Approaches to Classifcation
Generative classifiers:.
Generative classifiers try to understand how data is generated, modeling both the features and the classes together.
These generate probabilities P(class|predictors) by first estimating other distributions.
Rely on statistical theory like Bayes theorem.
Discriminative classifiers:
Discriminative classifiers focus on predicting the class directly based on the observed features, without necessarily understanding the underlying data generation process.
Estimate P(class|predictors) directly.
Also referred to as conditional classifiers.
prior probability for a class
The “prior probability for a class” refers to the probability of a particular class occurring before considering any evidence or features. It represents our initial belief or assumption about the likelihood of each class before we observe any data.
Bayes’ Theorem
Bayes’ Theorem to determine the probability of a class given a set of features (or a feature vector).
Posterior Probability for a Class:
P(j∣x) represents the probability of class j given a feature vector x. This is what we want to find out—it’s like the updated probability of each class after we’ve observed the features.
misclassification rate
The performance of a classifier is usually measured by its misclassification rate. The misclassification rate is the proportion of observations assigned to the wrong class.
Linear Discriminant Analysis
Linear Discriminant Analysis
- Linear Discriminant Analysis is often abbreviated to LDA.

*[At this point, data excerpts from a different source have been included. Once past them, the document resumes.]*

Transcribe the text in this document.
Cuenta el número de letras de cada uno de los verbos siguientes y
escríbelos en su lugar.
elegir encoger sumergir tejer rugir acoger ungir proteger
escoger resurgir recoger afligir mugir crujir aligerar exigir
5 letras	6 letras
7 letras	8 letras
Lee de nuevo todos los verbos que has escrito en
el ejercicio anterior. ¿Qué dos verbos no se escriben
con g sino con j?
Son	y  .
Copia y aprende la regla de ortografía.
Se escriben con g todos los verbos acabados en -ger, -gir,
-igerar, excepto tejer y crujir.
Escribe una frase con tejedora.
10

- LDA applicable when all the features are quantifiable.
- We assume that fj is a (joint) normal probability distribution.
- In addition, we assume that the covariance matrix is the same from class to class.
- The classes are differentiated by locations of their means.
Kernel Discriminant Analysis (KDA):
KDA extends LDA by allowing for more complex, nonlinear decision boundaries between classes. It achieves this by mapping the data into a higher-dimensional space using a kernel function. KDA essentially “lifts” the data into a higher-dimensional space where the classes might be more easily separable and then applies LDA in this new space.